Feast your eyes on the opened book cradled in Teresa P.’s arms in the photos above. You’re gazing at Pompeii’s Temple of Apollo, as it stands today and as it may have looked in late August of AD 79!
We’ve just wrapped up our reading of Bodies from the Ash : Life and Death in Ancient Pompeii with Teresa and her classmates! James Deem’s excellent book describes, in a kid-comprehensible way, the AD 79 eruption of Mount Vesuvius, its terrible consequences for those unfortunate enough to be in the vicinity at the time, and the discoveries made in modern times by archaeologists excavating the Roman cities that were entombed, over a two-day period nearly two millennia ago, in volcanic ash and pumice.
By dint of her hard work in Saturday’s class, Teresa P. earned a special prize we’d set aside: a copy of a unique, currently out-of-print book about Pompeii!
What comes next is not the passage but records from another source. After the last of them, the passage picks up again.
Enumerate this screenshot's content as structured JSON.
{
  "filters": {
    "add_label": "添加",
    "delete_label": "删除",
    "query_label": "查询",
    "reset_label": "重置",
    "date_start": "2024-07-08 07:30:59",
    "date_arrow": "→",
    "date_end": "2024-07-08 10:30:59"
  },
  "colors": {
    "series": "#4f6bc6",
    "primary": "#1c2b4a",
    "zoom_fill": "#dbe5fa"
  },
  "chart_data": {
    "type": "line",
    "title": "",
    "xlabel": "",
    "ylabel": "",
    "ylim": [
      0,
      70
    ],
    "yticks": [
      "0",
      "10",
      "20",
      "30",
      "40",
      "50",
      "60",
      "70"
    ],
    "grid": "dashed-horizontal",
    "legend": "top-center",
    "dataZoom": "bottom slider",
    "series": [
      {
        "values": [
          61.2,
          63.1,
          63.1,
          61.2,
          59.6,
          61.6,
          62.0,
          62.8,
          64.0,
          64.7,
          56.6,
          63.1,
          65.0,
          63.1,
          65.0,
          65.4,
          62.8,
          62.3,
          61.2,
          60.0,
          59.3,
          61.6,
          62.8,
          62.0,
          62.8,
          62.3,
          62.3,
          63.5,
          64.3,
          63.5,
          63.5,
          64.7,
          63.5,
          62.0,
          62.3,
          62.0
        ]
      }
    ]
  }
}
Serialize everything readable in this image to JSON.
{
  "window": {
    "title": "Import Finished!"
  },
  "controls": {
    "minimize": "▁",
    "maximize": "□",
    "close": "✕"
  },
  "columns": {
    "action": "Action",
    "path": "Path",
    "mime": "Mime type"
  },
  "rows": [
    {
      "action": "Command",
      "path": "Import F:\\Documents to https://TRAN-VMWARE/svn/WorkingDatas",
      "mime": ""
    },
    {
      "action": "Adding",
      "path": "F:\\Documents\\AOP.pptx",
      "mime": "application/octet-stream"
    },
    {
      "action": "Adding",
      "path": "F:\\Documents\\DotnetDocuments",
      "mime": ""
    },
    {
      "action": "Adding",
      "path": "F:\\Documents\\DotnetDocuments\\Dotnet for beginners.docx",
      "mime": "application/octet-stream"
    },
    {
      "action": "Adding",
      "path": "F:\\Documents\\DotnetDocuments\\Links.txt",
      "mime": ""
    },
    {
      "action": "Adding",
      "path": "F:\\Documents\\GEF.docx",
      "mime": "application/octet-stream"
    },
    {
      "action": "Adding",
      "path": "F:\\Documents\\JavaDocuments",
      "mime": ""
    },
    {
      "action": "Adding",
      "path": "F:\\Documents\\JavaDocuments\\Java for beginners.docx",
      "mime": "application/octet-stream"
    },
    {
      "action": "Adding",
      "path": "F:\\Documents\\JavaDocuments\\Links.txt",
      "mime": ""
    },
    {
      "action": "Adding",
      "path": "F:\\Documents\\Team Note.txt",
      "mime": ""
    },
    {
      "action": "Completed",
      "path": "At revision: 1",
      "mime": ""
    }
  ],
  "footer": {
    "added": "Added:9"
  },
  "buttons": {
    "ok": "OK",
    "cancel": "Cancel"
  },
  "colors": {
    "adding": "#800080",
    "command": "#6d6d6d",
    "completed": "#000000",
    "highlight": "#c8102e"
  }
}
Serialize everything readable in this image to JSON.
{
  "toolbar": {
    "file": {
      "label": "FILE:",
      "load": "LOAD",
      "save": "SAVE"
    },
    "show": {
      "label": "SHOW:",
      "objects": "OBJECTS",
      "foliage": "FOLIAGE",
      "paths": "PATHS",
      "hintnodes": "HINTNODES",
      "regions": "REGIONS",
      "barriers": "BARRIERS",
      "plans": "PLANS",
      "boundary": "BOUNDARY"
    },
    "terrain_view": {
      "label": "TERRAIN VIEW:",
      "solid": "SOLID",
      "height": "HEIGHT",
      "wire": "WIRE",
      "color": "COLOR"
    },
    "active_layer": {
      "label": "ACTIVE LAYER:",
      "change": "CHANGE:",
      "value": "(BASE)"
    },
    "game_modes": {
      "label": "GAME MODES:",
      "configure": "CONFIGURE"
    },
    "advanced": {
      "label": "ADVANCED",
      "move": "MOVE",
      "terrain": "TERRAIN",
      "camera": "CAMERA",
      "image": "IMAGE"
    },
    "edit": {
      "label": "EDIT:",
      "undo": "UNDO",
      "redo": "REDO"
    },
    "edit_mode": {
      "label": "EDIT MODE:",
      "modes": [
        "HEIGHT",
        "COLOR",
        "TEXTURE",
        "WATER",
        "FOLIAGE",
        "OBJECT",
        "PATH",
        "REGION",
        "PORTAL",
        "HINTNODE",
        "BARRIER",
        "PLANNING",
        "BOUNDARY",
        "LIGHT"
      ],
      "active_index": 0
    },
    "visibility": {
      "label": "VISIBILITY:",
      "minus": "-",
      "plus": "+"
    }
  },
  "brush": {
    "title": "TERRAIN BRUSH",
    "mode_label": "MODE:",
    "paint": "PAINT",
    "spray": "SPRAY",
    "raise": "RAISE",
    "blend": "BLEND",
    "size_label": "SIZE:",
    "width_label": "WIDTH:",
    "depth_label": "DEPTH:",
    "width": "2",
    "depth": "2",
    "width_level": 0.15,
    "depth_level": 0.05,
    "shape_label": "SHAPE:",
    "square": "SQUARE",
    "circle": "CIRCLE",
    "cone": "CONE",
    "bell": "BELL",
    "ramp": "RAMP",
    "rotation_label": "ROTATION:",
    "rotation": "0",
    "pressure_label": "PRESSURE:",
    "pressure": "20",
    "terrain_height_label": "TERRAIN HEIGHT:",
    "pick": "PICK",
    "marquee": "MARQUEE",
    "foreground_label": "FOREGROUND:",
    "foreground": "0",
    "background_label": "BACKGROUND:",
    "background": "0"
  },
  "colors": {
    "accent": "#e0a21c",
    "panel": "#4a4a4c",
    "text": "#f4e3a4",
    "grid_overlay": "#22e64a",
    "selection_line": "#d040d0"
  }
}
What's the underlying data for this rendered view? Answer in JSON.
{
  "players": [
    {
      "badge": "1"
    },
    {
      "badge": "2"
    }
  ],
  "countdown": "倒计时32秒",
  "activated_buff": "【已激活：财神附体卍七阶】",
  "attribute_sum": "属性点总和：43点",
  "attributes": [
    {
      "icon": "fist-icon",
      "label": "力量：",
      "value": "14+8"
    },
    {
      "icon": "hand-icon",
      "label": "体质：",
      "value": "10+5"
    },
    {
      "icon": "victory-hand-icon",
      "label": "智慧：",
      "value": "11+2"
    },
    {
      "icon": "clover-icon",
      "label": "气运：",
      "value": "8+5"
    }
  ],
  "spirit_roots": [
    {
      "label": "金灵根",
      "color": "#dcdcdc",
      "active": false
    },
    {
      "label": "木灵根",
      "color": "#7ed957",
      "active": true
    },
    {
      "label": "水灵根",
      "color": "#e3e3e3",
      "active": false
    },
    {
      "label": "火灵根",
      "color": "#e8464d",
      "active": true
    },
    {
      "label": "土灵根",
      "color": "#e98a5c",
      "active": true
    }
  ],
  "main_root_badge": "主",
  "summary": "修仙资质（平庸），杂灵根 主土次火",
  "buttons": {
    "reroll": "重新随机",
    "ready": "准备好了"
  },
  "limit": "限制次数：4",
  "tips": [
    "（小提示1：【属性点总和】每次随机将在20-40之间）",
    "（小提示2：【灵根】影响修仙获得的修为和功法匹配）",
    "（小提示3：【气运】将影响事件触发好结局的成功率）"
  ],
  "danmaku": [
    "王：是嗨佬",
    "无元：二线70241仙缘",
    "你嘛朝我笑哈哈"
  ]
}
In addition to being chock-full of information about a historically significant site, every volume in the Monuments Past and Present series overlays numerous full-page color photographs of ancient man-made structures with archaeologists’ conceptions of how they would have appeared in their heyday. Each of these depictions is printed on a transparent sheet, with windows through which the extant portions of the structure are visible. The overall effect is wonderful and, at least until time travel becomes feasible, reading Pompeii: Monuments Past and Present is perhaps as close as one can get to traveling back to Roman-era Pompeii!